All Snoop Dogg has to do is go camping in Yosemite and it would change the world. If Oprah Winfrey went on a road trip to the national parks, it would do more than I have done in my whole career.

As it turns out, Johnson got his wish. Oprah and her friend Gayle King recently went camping at Yosemite, with Johnson as their guide; the result will be documented on her show today and tomorrow. While Oprah is, in her own words, not a natural camper (she told her studio audience after roughing it in a tent in Yosemite that she would “never do it again”), it’s true that her example could help open up the national parks to a more diverse audience.

Johnson’s own example shows that the love of nature can bloom in unlikely places, if given a chance. Growing up in inner-city Detroit, Johnson told me, no one in his family had ever been inside a national park—nature wasn’t a part of his life. But when his family moved for a time to Germany—Johnson’s father was in the military—he had a chance to walk through the Bavarian Alps, and something awakened in him:

Living in Germany even that brief time did so much to instill in me the curiosity about nature and the parks and the mountains. It was like what Richard Wright wrote in Native Son—you can live in this circumscribed physical and psychological space, and then you discover the existence of something outside you never knew was there. And once I knew that, it was just a matter of trying to figure out how to stay there.

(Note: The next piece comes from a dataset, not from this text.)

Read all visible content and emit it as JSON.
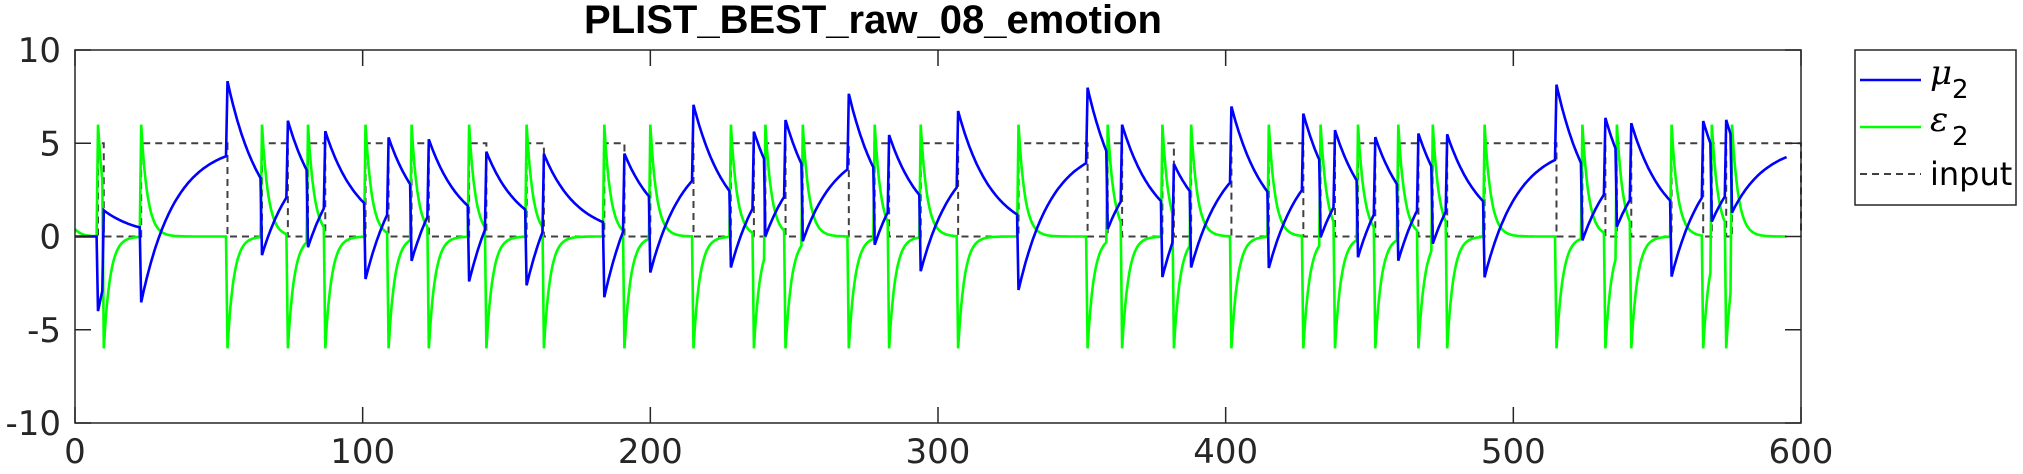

Johnson would go on to study poetry at the University of Michigan, before he found out that the chief of interpretation for the National Park Service was looking for a poet. He joined up, and he’s worked in the parks for the last 22 years, with 15 at Yosemite. National parks are still popular, perhaps especially in a recession—there were 285 million visits to national parks in 2009, up from 274 million the year before. There’s a reason Burns titled his documentary “America’s Best Idea.” But as Johnson likes to say, there’s room for everyone in the parks—and maybe Oprah’s visit will make that circle just a little bit wider.